A fronte di tale confuso ed irregolare procedimento ablativo il Collegio ribadisce che è annullabile l’atto dichiarativo della pubblica utilità, quando esso eserciti il potere amministrativo senza fissare la durata massima del procedimento espropriativo, in violazione del medesimo art. 13 (Ad. Plen., 26 agosto 1991, n. 6; 25 febbraio 1975, n. 2; 8 ottobre 1965, n. 20; v. anche Sez. Un., 22 novembre 1996, n. 10327).

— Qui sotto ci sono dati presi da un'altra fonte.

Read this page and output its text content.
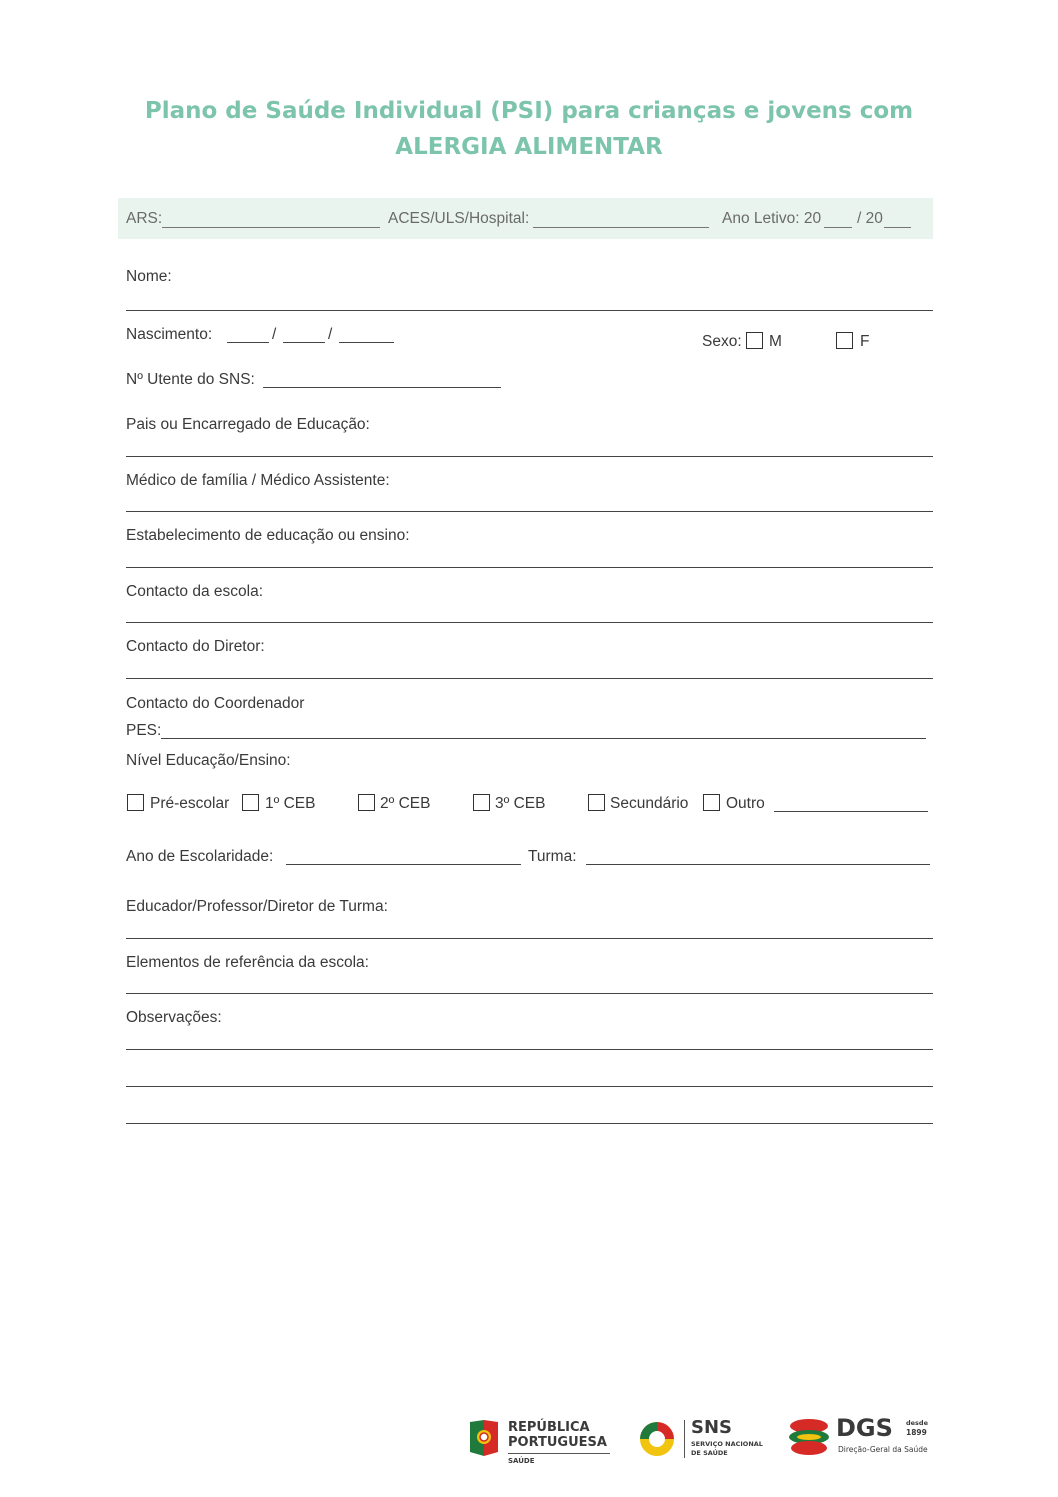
Plano de Saúde Individual (PSI) para crianças e jovens com
ALERGIA ALIMENTAR
ARS:	ACES/ULS/Hospital:	Ano Letivo: 20 / 20
Nome:
Nascimento:	/	/	Sexo: M	F
Nº Utente do SNS:
Pais ou Encarregado de Educação:
Médico de família / Médico Assistente:
Estabelecimento de educação ou ensino:
Contacto da escola:
Contacto do Diretor:
Contacto do Coordenador
PES:
Nível Educação/Ensino:
Pré-escolar 1º CEB	2º CEB	3º CEB	Secundário Outro
Ano de Escolaridade:	Turma:
Educador/Professor/Diretor de Turma:
Elementos de referência da escola:
Observações:
REPÚBLICA
PORTUGUESA
SAÚDE
SNS
SERVIÇO NACIONAL
DE SAÚDE
DGS desde
1899
Direção-Geral da Saúde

D’altro canto è palese che il termine finale in argomento non possa essere agganciato al un evento futuro ed incerto, rimesso all’arbitrio dell’amministrazione espropriante, come è avvenuto nel caso di specie con la deliberazione n.35/1999, con la quale il Consiglio Comunale ha individuato le aree da assegnare all’IACP per la realizzazione degli alloggi, ed al punto g) della parte dispositiva, ha stabilito che "che i termini di inizio e di ultimazione degli edifici saranno previsti nel contrato di appalto con le imprese appaltatrici, salvo proroghe concesse per fondati motivi".

Per la considerazioni che precedono il ricorso va accolto e per l’effetto va annullata, per quanto di interesse, la deliberazione n. 35/1999 del Consiglio Comunale di Piedimonte Etneo.

Le spese e gli onorari di giudizio vanno posti a carico del Comune intimato nella misura indicata in dispositivo.

P.Q.M.

Il Tribunale Amministrativo Regionale per la Sicilia sezione staccata di Catania (Sezione Terza), definitivamente pronunciando sul ricorso, come in epigrafe proposto, lo accoglie e, per l’effetto annulla, nella parte di interesse, la delibera n. 35/1999 del Consiglio Comunale di Piedimonte Etneo.

Condanna il Comune intimato al pagamento in favore del ricorrente delle spese e degli onorari di giudizio nella misura di Euro mille oltre IVA,CAPA, e spese generali nella misura di Euro mille/00 (1000/00)

Ordina che la presente sentenza sia eseguita dall’autorità amministrativa.

Testo non ufficiale. La sola stampa del bollettino ufficiale ha carattere legale.